October's post for Advertising Week
As far as I can see, literally every single tourist that has ever been to New Zealand has been to Queenstown. And not without reason - a gorgeous lake surrounded by mountains, perfectly situated for skiing come winter and wine tasting in the summer. And that doesn't even mention the fact that it's one of, if not THE, adventure sports capital of the world.
Sufficed to say there's a reason Queenstown is so popular. But ask anyone what they did in QT and I would put money on them all having taken part in a backpackers ritual in New Zealand. You won't find this place on any tourist posters. In fact, you won't find it on any posters at all. It doesn't advertise on TV. And don't even start on digital. Sure it has a website, but everyone does these days, and it's Facebook presence is lacklustre at best. So how on earth does anyone know about this mystical place?
Fergburger prides itself of having some of the best burgers in the whole world. And they're good. Seriously good. So good, in fact, I illustrated the one I ate (see below - but that's beside the point). Fergburger seems to have created a whole identity for itself as one of the best burger joints in the world purely through word of mouth. This is the most valuable praise a brand can enjoy - that people come to them uninformed by advertising, and like it enough to then pass it forward.
Word of mouth is no global phenomenon of course - anyone who goes travelling knows that the best places aren't in the guide books, you ask the locals. But I've personally never seen somewhere that literally EVERYONE who has been to a city has had a shared experience like this. That's right children - sit back and marvel at a world of social media BEFORE the internet. One where people in 1950s dress told each other "oh you MUST see…." instead of Foursquare telling all their Facebook friends where they'd just been (conceptually - not literally).
So how do you, similar brand of a lower standard but with a huge marketing budget, latch onto this kind of wonderful free advertising? That's the best thing about it. You don't. You can't. You take that money you have, and invest it in making your product the absolute best thing since eggs on a burger. And you be nice. Then maybe people will pass on the good word. Customers don't respond well to mean people.

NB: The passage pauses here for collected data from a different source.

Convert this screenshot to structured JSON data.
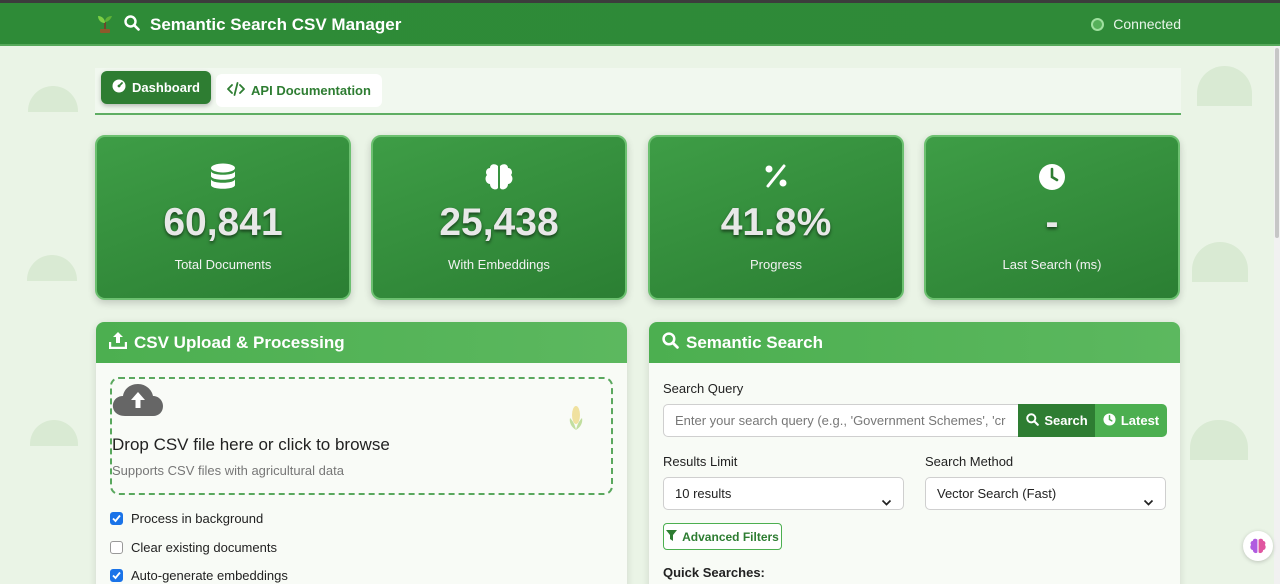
{
  "app": {
    "title": "Semantic Search CSV Manager",
    "status": "Connected"
  },
  "tabs": [
    {
      "label": "Dashboard",
      "icon": "gauge-icon",
      "active": true
    },
    {
      "label": "API Documentation",
      "icon": "code-icon",
      "active": false
    }
  ],
  "stats": [
    {
      "value": "60,841",
      "label": "Total Documents",
      "icon": "database-icon"
    },
    {
      "value": "25,438",
      "label": "With Embeddings",
      "icon": "brain-icon"
    },
    {
      "value": "41.8%",
      "label": "Progress",
      "icon": "percent-icon"
    },
    {
      "value": "-",
      "label": "Last Search (ms)",
      "icon": "clock-icon"
    }
  ],
  "upload": {
    "title": "CSV Upload & Processing",
    "drop_title": "Drop CSV file here or click to browse",
    "drop_sub": "Supports CSV files with agricultural data",
    "options": [
      {
        "label": "Process in background",
        "checked": true
      },
      {
        "label": "Clear existing documents",
        "checked": false
      },
      {
        "label": "Auto-generate embeddings",
        "checked": true
      }
    ]
  },
  "search": {
    "title": "Semantic Search",
    "query_label": "Search Query",
    "placeholder": "Enter your search query (e.g., 'Government Schemes', 'cr",
    "search_btn": "Search",
    "latest_btn": "Latest",
    "limit_label": "Results Limit",
    "limit_value": "10 results",
    "method_label": "Search Method",
    "method_value": "Vector Search (Fast)",
    "filters_btn": "Advanced Filters",
    "quick_label": "Quick Searches:"
  },
  "colors": {
    "primary": "#2e7d32",
    "accent": "#4caf50",
    "background": "#eaf4e6"
  }
}
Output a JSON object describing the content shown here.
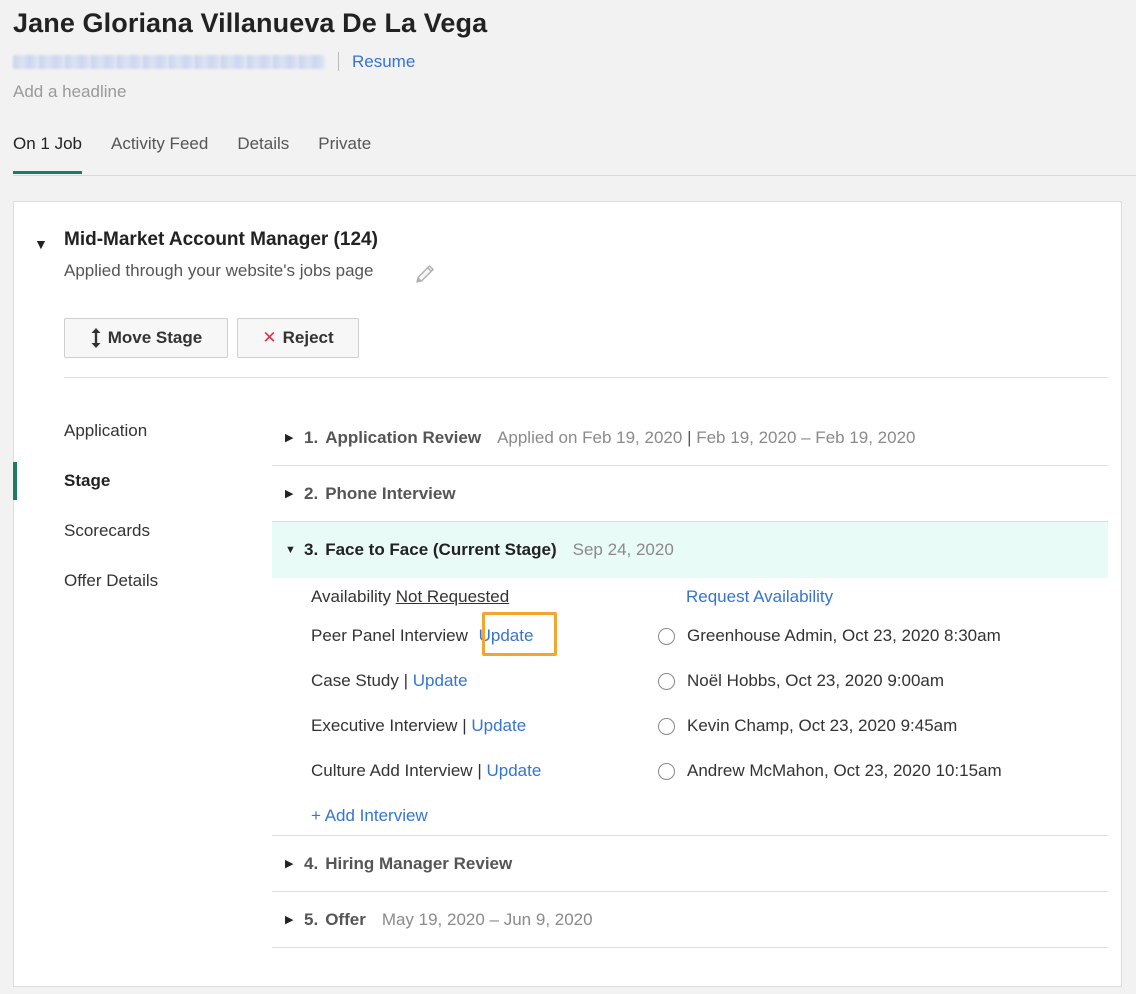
{
  "candidate": {
    "name": "Jane Gloriana Villanueva De La Vega",
    "resume_label": "Resume",
    "headline_placeholder": "Add a headline"
  },
  "tabs": [
    {
      "label": "On 1 Job",
      "active": true
    },
    {
      "label": "Activity Feed",
      "active": false
    },
    {
      "label": "Details",
      "active": false
    },
    {
      "label": "Private",
      "active": false
    }
  ],
  "job": {
    "title": "Mid-Market Account Manager (124)",
    "source": "Applied through your website's jobs page",
    "move_stage_label": "Move Stage",
    "reject_label": "Reject"
  },
  "sidebar": {
    "items": [
      {
        "label": "Application"
      },
      {
        "label": "Stage"
      },
      {
        "label": "Scorecards"
      },
      {
        "label": "Offer Details"
      }
    ],
    "active": "Stage"
  },
  "stages": [
    {
      "num": "1.",
      "name": "Application Review",
      "meta_a": "Applied on Feb 19, 2020",
      "meta_sep": "|",
      "meta_b": "Feb 19, 2020 – Feb 19, 2020"
    },
    {
      "num": "2.",
      "name": "Phone Interview"
    },
    {
      "num": "3.",
      "name": "Face to Face (Current Stage)",
      "meta_a": "Sep 24, 2020"
    },
    {
      "num": "4.",
      "name": "Hiring Manager Review"
    },
    {
      "num": "5.",
      "name": "Offer",
      "meta_a": "May 19, 2020 – Jun 9, 2020"
    }
  ],
  "current_stage": {
    "availability_label": "Availability",
    "availability_status": "Not Requested",
    "request_availability_label": "Request Availability",
    "update_label": "Update",
    "pipe": "|",
    "interviews": [
      {
        "name": "Peer Panel Interview",
        "schedule": "Greenhouse Admin, Oct 23, 2020 8:30am"
      },
      {
        "name": "Case Study",
        "schedule": "Noël Hobbs, Oct 23, 2020 9:00am"
      },
      {
        "name": "Executive Interview",
        "schedule": "Kevin Champ, Oct 23, 2020 9:45am"
      },
      {
        "name": "Culture Add Interview",
        "schedule": "Andrew McMahon, Oct 23, 2020 10:15am"
      }
    ],
    "add_interview_label": "+ Add Interview"
  },
  "colors": {
    "accent": "#1d7a68",
    "link": "#3574d4",
    "current_stage_bg": "#e8fbf6",
    "highlight": "#f4a530",
    "reject": "#d9354a"
  }
}
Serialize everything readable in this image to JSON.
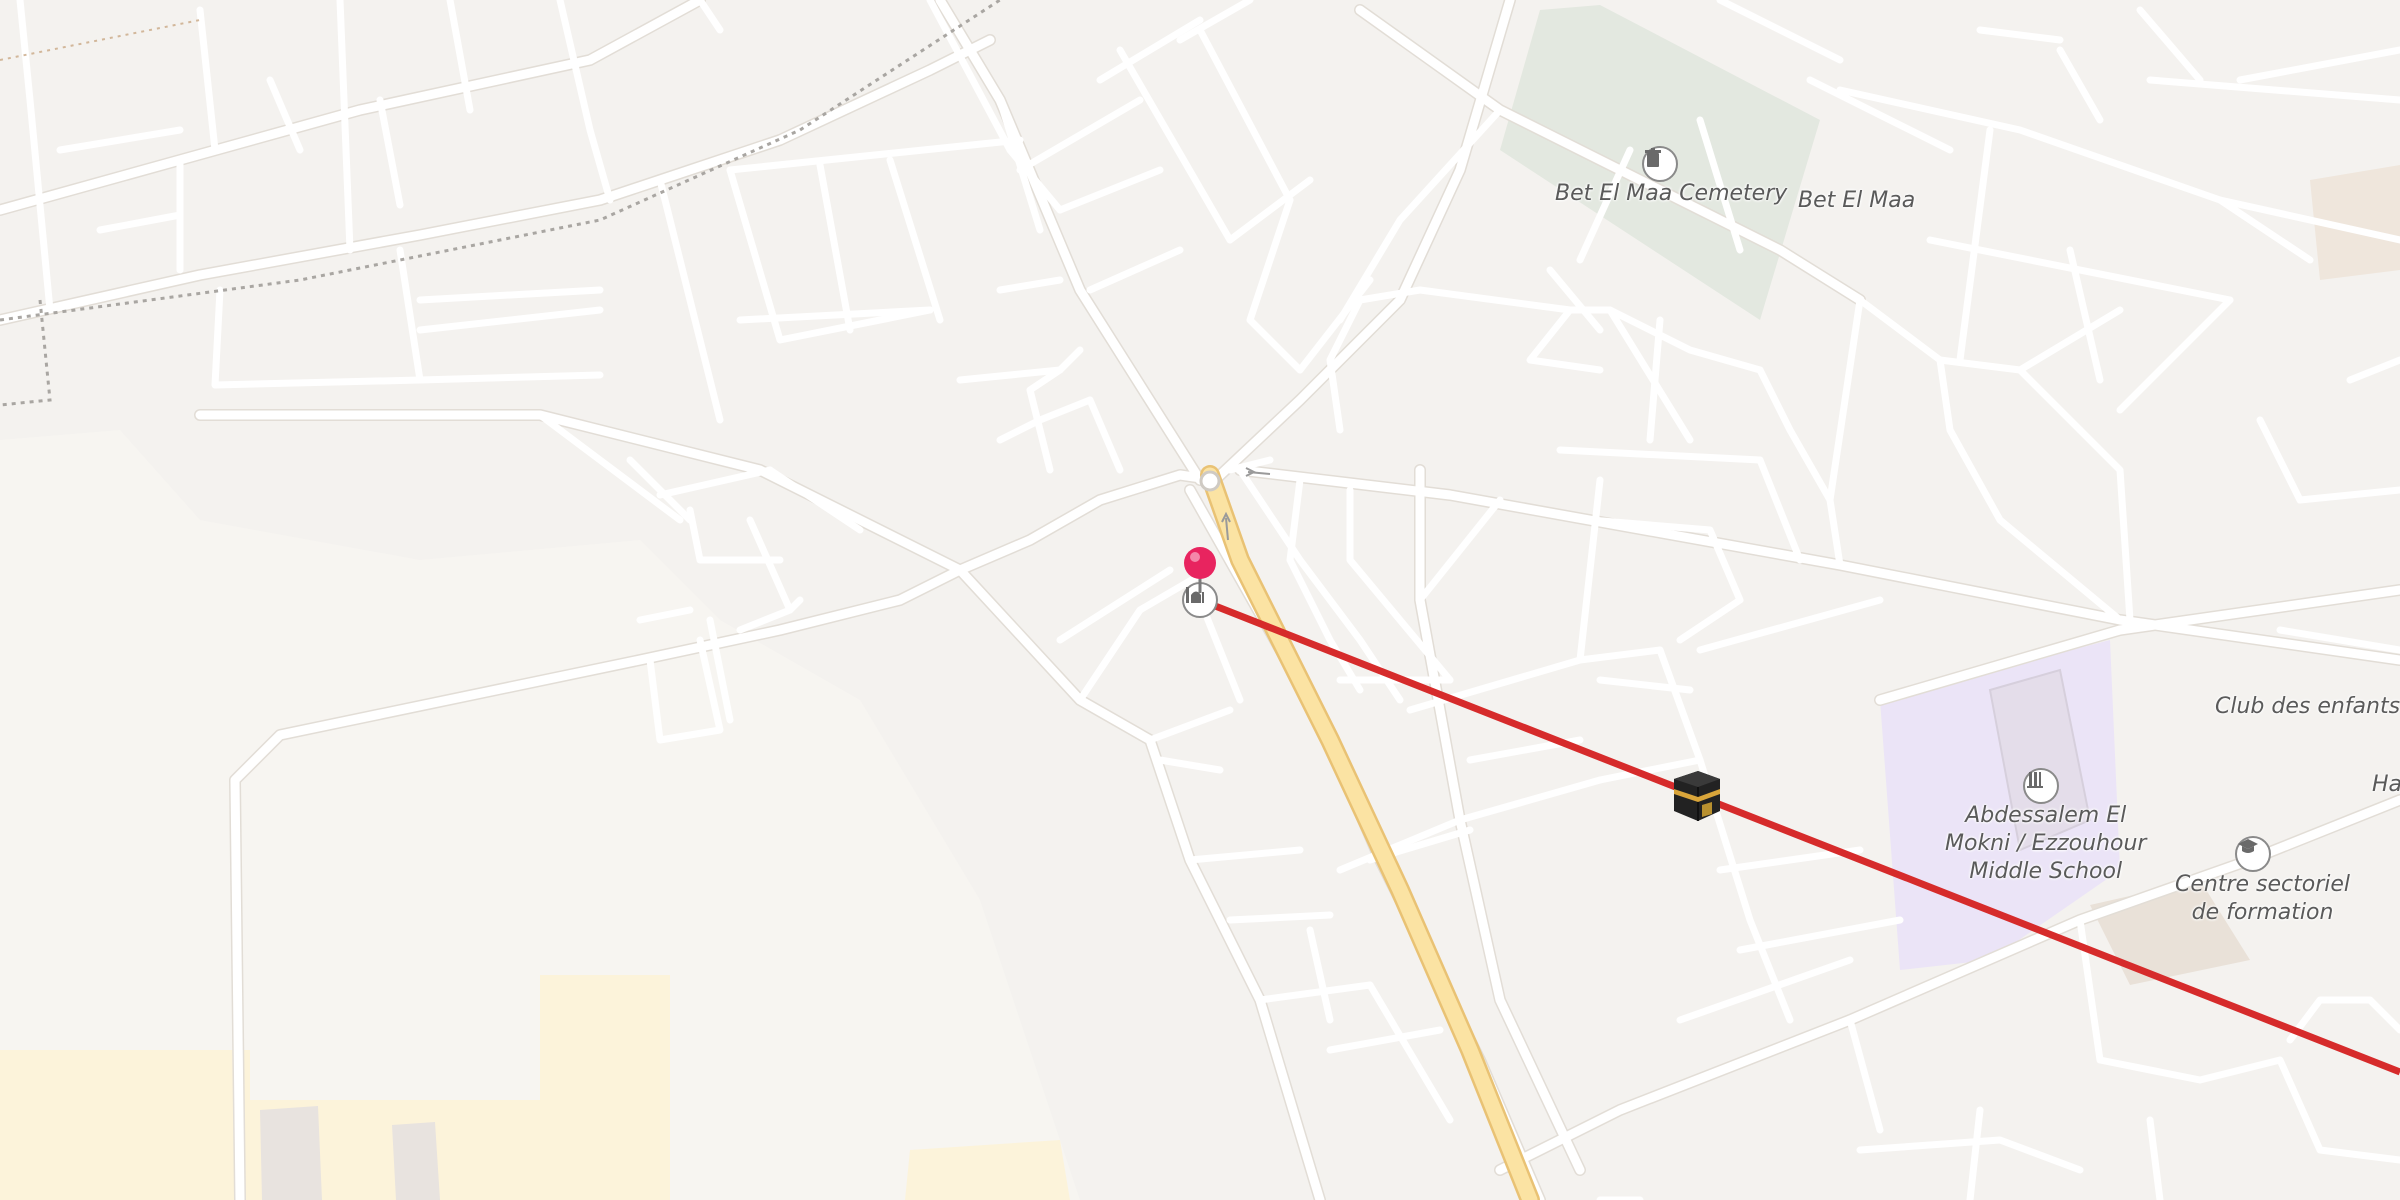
{
  "map": {
    "labels": {
      "cemetery": "Bet El Maa Cemetery",
      "neighborhood": "Bet El Maa",
      "club": "Club des enfants",
      "school_line1": "Abdessalem El",
      "school_line2": "Mokni / Ezzouhour",
      "school_line3": "Middle School",
      "training_line1": "Centre sectoriel",
      "training_line2": "de formation",
      "edge_partial": "Ha"
    },
    "icons": {
      "cemetery": "cemetery-icon",
      "school": "school-icon",
      "training": "graduation-cap-icon",
      "mosque": "mosque-icon",
      "kaaba": "kaaba-icon",
      "pin": "location-pin-icon"
    },
    "colors": {
      "background": "#f4f2ef",
      "road": "#ffffff",
      "major_road": "#fbe3a3",
      "qibla_line": "#d62b2b",
      "pin": "#e8245f",
      "cemetery_area": "#e3e8e0",
      "school_area": "#ece6f8"
    }
  }
}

I can't help but feel that if more brands adopted this kind of thought process, and if we became more demanding of brand and less willing to accept adequacy, the world would just be a little bit more interesting. Sure there would be less Starbucks - but I'd have a coffee from that new place down the road. I heard it's great.
So with that, dear readers, I offer you a challenge. This week, ask someone else who lives in your city (but doesn't eat with you regularly) for somewhere nice to eat that's off the beaten track. Try it. And let me know how you get on.